Rejecting various romantic suitors, she seeks to travel Europe. However, her
supposed friend, the scheming Madame Merle (Barbara Hershey), orchestrates a
union between Isabel and the cruel Gilbert Osmond (John Malkovich), and Isabel
becomes trapped in an unhappy marriage, tormented by her psychologically
abusive husband.
Campion
studied at the Australian Film, Television and Radio School in the early 1980s,
following in the footsteps of former graduate Gillian Armstrong, whose
film Mr Brilliant Career was
impressionable on the younger director. She recalls how “Seeing Gill Armstrong
make My Brilliant Career,
it was just like ‘God they’re going to let girls do it too’ … it just opened up
that door in my mind that maybe it would be possible for me too” (Jane Campion: Cinema, Nation, Identity,
p. 282). That first shot of Kidman in The
Portrait of a Lady—period garb, curtailed frizzy hair—
intertextually evokes My
Brilliant Career’s heroine Sybylla Melvyn (Judy Davis in her
star-making role), but where Sybylla’s rejection of suitor Harry Beecham (Sam
Neill) serves as that film’s denouement, here Isabel’s rejection of Lord
Warburton’s (Richard E. Grant) proposal is the story’s starting point. Their
reasons for rejecting these proposals are the same, yet where My Brilliant Career ends
on a note of promise and self-possession, Campion’s film chronicles the erosion
of its protagonist’s agency and self-possession over the course of the story.
Gender
politics, the politics of relationships, and how women negotiate their
identities within relationships are recurring motifs in Campion’s work (Bright Star, her film about the
romance between poet John Keats and Fanny Brawne, is anomalous in its positive
presentation of a healthy, but still ultimately tragic, onscreen
romance). The Portrait of a
Lady is potentially Campion’s bleakest meditation on these
themes. Its critical reception was chilly in the aftermath of The Piano, and it’s easy to see
why: it lacks the former film’s novel setting and hooks; it’s heavily
dialogue-driven (which The
Piano wasn’t by virtue of its central conceit), though not
without moments of expressionism; and it’s an unsentimental, resolutely
no-swoon zone, turning a cold shoulder to The Piano’s complicated romanticism and eroticism.

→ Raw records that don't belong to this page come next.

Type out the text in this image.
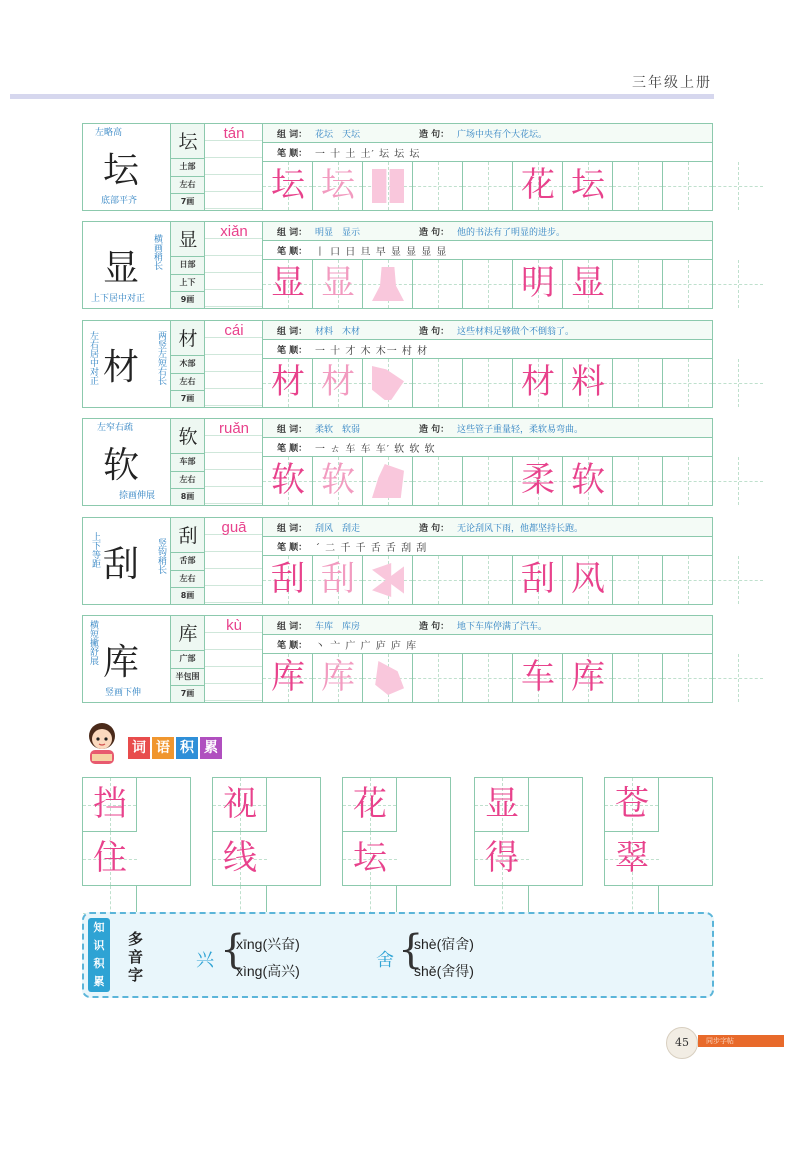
三年级上册
坛
左略高
底部平齐
坛
土部
左右
7画
tán	组 词： 花坛　天坛	造 句： 广场中央有个大花坛。
笔 顺： 一 十 土 土′ 坛 坛 坛
坛 坛	花 坛
显 横画稍长
上下居中对正
显
日部
上下
9画
xiǎn	组 词： 明显　显示	造 句： 他的书法有了明显的进步。
笔 顺： 丨 口 日 旦 早 显 显 显 显
显 显	明 显
材
左右居中对正	两竖左短右长 材
木部
左右
7画
cái	组 词： 材料　木材	造 句： 这些材料足够做个不倒翁了。
笔 顺： 一 十 才 木 木一 村 材
材 材	材 料
软
左窄右疏
捺画伸展
软
车部
左右
8画
ruǎn	组 词： 柔软　软弱	造 句： 这些管子重量轻，柔软易弯曲。
笔 顺： 一 ㄊ 车 车 车′ 软 软 软
软 软	柔 软
刮
上下等距	竖钩稍长
刮
舌部
左右
8画
guā	组 词： 刮风　刮走	造 句： 无论刮风下雨，他都坚持长跑。
笔 顺： ˊ 二 千 千 舌 舌 刮 刮
刮 刮	刮 风
库
横短撇舒展
竖画下伸
库
广部
半包围
7画
kù	组 词： 车库　库房	造 句： 地下车库停满了汽车。
笔 顺： 丶 亠 广 广 庐 庐 库
库 库	车 库
词 语 积 累
挡
住
视
线
花
坛
显
得
苍
翠
知
识
积
累
多音字
兴 {
xīng(兴奋)
xìng(高兴)	舍 {
shè(宿舍)
shě(舍得)
45	同步字帖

Yet even at its most baroque and remote, there’s much to admire about The Portrait of a Lady’s
infusion of Gothic romance with feminist lament, and there’s a tactility to the
film not typically seen in heritage cinema, nor in those other noteworthy
adaptations of Henry James by producer-director team Ishmael Merchant and James
Ivory (i.e. The Bostonians, The Wings of the Dove, The Golden Bowl).
The
film’s cast list reads like the Tombstone of
heritage cinema, peppered with veteran performers (Gielgud, Shelley Duvall,
Shelley Winters) and newer talents and stars on the ascent (Grant, Mary Louise
Parker, Christian Bale, Viggo Mortensen). Malkovich brings some of his Dangerous Liaisons baggage to
the part, and while his character is somewhat more one-dimensional here he
excels in exuding Osmond’s nonchalant cruelty. Hershey, who’d do further noteworthy
work with Australian directors in subsequent years (see Passion, Lantana, Insidious), similarly excels as
the inscrutable and damned Madame Merle and was Oscar-nominated for her
efforts. Also doing great work is the great Martin Donovan—best known for his
caustic everyman roles in Hal Hartley films like Trust and Amateur—as Isabel’s ailing
cousin, sympathetic ear, and unrequited romantic prospect. Front and centre
(see the poster above) is Kidman, perennially underrated and skilfully essaying
the curdling of Isabel’s ambitions and spirit. Alas, the film was released
between Batman Forever and The Peacemaker, which is like
being released between a hate crime and cardboard, and it would be a few years
before Kidman started earning the props she deserved.
The
Portrait of a Lady likewise deserves some props. The film and its director’s
post-Piano bad
rap continued with her next project, Holy
Smoke, leading to numerous articles (frequently by male critics)
lamenting or lampooning her fall, such as ‘Losing the Way: The Decline of Jane
Campion’ by Adrian Martin and ‘Holey Smoking Reputation’ by Phillip Adams. But
Campion has proven her longevity and vitality, and her cold and coolly
received The Portrait of a
Lady warrants a similar reassessment.